Where in the world is Andes virus endemic?

Andes virus is endemic to the southern South American region: Argentina (particularly Patagonia), Chile, Uruguay, Paraguay, and parts of southern Brazil. The reservoir species (Oligoryzomys longicaudatus, the long-tailed pygmy rice rat) is widespread throughout this region.

Travelers to these regions, especially those staying in cabins, rural lodgings, or partaking in outdoor activities in endemic zones, have non-trivial exposure risk. The 2026 MV Hondius cluster appears to involve environmental exposure during Patagonia portions of the cruise itinerary.

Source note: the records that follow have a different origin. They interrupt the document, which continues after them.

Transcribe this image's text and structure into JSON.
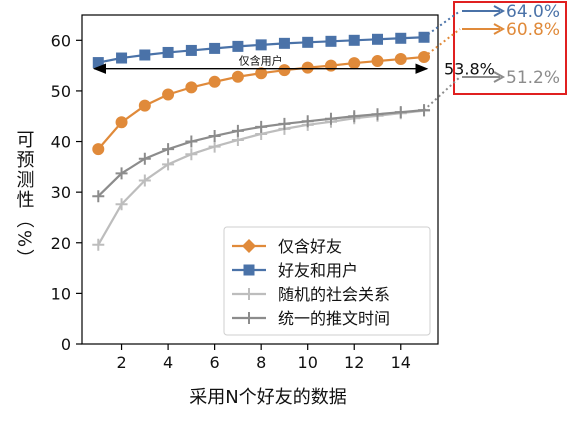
{
  "chart_data": {
    "type": "line",
    "xlabel": "采用N个好友的数据",
    "ylabel": "可预测性（%）",
    "xlim": [
      0.3,
      15.6
    ],
    "ylim": [
      0,
      65
    ],
    "xticks": [
      2,
      4,
      6,
      8,
      10,
      12,
      14
    ],
    "yticks": [
      0,
      10,
      20,
      30,
      40,
      50,
      60
    ],
    "legend_position": "lower-right",
    "grid": false,
    "series": [
      {
        "name": "仅含好友",
        "color": "#e08a3a",
        "marker": "circle",
        "x": [
          1,
          2,
          3,
          4,
          5,
          6,
          7,
          8,
          9,
          10,
          11,
          12,
          13,
          14,
          15
        ],
        "y": [
          38.5,
          43.8,
          47.1,
          49.3,
          50.7,
          51.8,
          52.8,
          53.5,
          54.1,
          54.6,
          55.0,
          55.5,
          55.9,
          56.3,
          56.7
        ]
      },
      {
        "name": "好友和用户",
        "color": "#4a72a8",
        "marker": "square",
        "x": [
          1,
          2,
          3,
          4,
          5,
          6,
          7,
          8,
          9,
          10,
          11,
          12,
          13,
          14,
          15
        ],
        "y": [
          55.6,
          56.5,
          57.1,
          57.6,
          58.0,
          58.4,
          58.8,
          59.1,
          59.4,
          59.6,
          59.8,
          60.0,
          60.2,
          60.4,
          60.6
        ]
      },
      {
        "name": "随机的社会关系",
        "color": "#bdbdbd",
        "marker": "plus",
        "x": [
          1,
          2,
          3,
          4,
          5,
          6,
          7,
          8,
          9,
          10,
          11,
          12,
          13,
          14,
          15
        ],
        "y": [
          19.6,
          27.6,
          32.3,
          35.5,
          37.5,
          39.0,
          40.3,
          41.5,
          42.5,
          43.3,
          43.9,
          44.6,
          45.1,
          45.6,
          46.1
        ]
      },
      {
        "name": "统一的推文时间",
        "color": "#8c8c8c",
        "marker": "plus",
        "x": [
          1,
          2,
          3,
          4,
          5,
          6,
          7,
          8,
          9,
          10,
          11,
          12,
          13,
          14,
          15
        ],
        "y": [
          29.2,
          33.7,
          36.6,
          38.5,
          40.0,
          41.1,
          42.1,
          42.9,
          43.5,
          44.0,
          44.5,
          45.0,
          45.4,
          45.8,
          46.2
        ]
      }
    ],
    "annotations": {
      "span_label": "仅含用户",
      "span_value": "53.8%",
      "span_y": 53.8,
      "span_x": [
        1,
        15
      ],
      "callouts": [
        {
          "label": "64.0%",
          "value": 64.0,
          "series": "好友和用户",
          "color": "#4a72a8"
        },
        {
          "label": "60.8%",
          "value": 60.8,
          "series": "仅含好友",
          "color": "#e08a3a"
        },
        {
          "label": "51.2%",
          "value": 51.2,
          "series": "统一的推文时间",
          "color": "#8c8c8c"
        }
      ],
      "box_color": "#e02020"
    }
  }
}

Has Andes virus ever spread outside South America?

Andes virus cases outside South America have been documented in returning travelers — "travel-imported" cases. These individuals were infected in endemic regions and developed symptoms after returning home. Documented import cases have occurred in the United States, Spain, Germany, Switzerland, and other countries.

The 2026 MV Hondius cluster is currently the largest known multi-country event with Andes virus, with cases across roughly 20 countries through travel and possibly limited person-to-person spread during the cruise. Travel-imported cases do not establish local transmission because the reservoir species is geographically limited to South America.